Hopefully the school board shows some backbone. I would protest my tax dollars being used to pay teachers who don’t return to the classroom.
Mark W. Salley,
Ready or not
I have just read the July 16 edition of the newspaper. Two side-by-side stories caught my eye: The large heading at the top of page 10 reads, “Jeffco schools still looking for sanitizing wipes, gloves.” At the top of page 11? “All Jeffco students can return for in-person schooling this fall.” How did this get past the Irony Police?
Harlan F. Smith,
Durkin for DA
I had occasion to go to downtown Denver a couple of days ago and I was appalled at what I observed at the State Capitol. A building that is the seat of government for nearly six million Coloradans sits with boarded up windows and stained with graffiti, the result of actions by a few hundred vandals. They did it because they could. It hasn’t happened in Jefferson County yet, but no place can be considered immune.

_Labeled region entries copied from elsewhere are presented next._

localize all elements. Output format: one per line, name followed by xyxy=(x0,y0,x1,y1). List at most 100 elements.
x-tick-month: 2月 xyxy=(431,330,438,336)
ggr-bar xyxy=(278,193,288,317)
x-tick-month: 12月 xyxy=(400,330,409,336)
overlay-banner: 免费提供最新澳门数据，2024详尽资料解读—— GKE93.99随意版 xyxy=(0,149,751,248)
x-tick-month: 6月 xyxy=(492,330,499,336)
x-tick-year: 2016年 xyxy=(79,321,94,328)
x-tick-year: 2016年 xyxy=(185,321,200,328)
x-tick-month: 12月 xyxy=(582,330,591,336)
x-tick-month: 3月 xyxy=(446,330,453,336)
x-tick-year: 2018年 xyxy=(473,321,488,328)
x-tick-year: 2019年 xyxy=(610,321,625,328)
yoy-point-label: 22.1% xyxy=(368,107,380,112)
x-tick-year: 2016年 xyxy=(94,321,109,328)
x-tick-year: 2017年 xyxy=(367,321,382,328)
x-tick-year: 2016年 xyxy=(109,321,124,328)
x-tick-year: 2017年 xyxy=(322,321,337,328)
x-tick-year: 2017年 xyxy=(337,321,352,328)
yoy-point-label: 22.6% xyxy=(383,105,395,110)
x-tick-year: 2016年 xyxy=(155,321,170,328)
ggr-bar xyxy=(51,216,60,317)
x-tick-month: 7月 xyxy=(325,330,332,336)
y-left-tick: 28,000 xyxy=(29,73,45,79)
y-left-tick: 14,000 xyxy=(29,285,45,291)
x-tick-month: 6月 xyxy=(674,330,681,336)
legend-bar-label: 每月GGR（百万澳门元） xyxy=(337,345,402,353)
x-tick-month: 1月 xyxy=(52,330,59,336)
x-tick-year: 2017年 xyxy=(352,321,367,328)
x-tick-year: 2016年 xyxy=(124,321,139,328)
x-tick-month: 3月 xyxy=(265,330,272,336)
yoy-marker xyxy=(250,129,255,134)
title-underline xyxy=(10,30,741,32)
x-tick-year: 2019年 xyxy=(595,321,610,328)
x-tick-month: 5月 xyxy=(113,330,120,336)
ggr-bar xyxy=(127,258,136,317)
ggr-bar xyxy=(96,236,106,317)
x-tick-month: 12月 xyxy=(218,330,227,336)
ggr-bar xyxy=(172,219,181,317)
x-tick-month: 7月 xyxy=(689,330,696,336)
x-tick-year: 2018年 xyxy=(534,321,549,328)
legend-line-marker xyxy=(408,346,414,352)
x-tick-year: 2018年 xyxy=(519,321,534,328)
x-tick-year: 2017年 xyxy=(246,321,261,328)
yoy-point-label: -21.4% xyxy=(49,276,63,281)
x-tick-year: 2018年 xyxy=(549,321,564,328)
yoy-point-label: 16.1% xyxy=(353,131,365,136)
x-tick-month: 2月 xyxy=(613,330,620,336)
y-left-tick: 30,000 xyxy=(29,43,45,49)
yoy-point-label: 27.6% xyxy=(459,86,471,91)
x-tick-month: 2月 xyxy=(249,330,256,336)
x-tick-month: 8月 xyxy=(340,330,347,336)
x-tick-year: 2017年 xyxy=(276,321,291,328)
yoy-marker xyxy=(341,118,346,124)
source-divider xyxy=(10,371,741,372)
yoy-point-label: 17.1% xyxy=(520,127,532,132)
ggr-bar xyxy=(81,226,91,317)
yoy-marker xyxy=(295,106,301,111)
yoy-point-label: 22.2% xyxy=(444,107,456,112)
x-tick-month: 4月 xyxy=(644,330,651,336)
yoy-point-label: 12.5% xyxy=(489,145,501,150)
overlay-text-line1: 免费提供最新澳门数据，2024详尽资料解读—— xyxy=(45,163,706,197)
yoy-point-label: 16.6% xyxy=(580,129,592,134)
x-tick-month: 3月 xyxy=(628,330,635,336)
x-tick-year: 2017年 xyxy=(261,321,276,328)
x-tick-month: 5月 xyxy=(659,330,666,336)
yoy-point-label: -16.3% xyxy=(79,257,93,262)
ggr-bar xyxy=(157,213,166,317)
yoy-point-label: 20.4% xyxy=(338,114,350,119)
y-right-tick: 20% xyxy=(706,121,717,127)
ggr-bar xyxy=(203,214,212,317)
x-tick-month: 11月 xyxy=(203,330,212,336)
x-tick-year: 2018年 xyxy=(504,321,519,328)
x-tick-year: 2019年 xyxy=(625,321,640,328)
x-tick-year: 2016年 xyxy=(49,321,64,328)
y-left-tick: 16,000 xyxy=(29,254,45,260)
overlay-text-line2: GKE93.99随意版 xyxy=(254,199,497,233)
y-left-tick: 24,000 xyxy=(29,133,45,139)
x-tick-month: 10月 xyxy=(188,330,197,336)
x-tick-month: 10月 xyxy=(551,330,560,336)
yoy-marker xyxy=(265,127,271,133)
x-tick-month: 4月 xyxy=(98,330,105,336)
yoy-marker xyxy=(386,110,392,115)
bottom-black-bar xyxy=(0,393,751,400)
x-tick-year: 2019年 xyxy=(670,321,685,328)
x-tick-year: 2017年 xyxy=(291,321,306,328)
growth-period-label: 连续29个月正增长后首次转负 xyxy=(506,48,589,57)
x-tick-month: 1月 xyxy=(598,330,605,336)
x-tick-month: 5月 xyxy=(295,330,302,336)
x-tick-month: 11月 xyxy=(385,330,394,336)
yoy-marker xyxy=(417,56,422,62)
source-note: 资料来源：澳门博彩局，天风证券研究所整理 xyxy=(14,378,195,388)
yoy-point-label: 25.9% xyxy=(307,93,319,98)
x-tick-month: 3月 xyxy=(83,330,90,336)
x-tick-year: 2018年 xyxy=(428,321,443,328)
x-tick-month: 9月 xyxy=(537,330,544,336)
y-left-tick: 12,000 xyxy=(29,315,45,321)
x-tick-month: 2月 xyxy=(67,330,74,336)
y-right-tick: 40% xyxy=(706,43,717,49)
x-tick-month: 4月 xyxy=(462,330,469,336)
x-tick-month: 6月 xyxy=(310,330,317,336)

I support Matthew Durkin for District Attorney in the First Judicial District because I want elected officials who will address these problems and not just support them. I want elected officials who will follow the law. I want a District Attorney who will prosecute the crimes associated with these actions while working to provide appropriate help to those who need and deserve it. The candidate who can do this is Matt Durkin.
I found Mike Alcorn’s July 23 column appallingly tone-deaf and insensitive. Does he seriously think that Black Americans would read his piece and say, “Gee, you’re right, I should just be glad we have a strong country. It’s a good thing my ancestors were slaves and not considered fully human because the country might have failed otherwise.”
I often struggle with Mike’s libertarian pro-Trump columns, but this one takes the cake. Before you write about anything pertaining to race again, Mike, educate yourself.
Remembering Mr. Papenfus
Art Papenfus died this past Thursday, July 23, at the age of 90, but his work, his spirit and his contribution to the community will live on. Art was the biology teacher at Golden High School for many years, and in his class I came to understand that learning can be fun and challenging at the same time. Happy Pappy, as the students often called him, was indeed a man who loved his profession, and saw the good side and the potential of every student who came under his bright gaze. When I speak to anyone who graduated from GHS during that era, the conversation always turns to Art Papenfus. He was certainly not the only fine teacher at GHS in those years, but his every-day bounce and enthusiasm was infectious and, I am sure, inspired many of his students to continue their educations and their study of biology. We all recall his rule against chewing gum during class. The penalty, if caught, was to dip the gum in the swamp tank, and chew again. I am not sure that anyone was caught chewing gum. Art, you are an important part of the great history of Golden High School.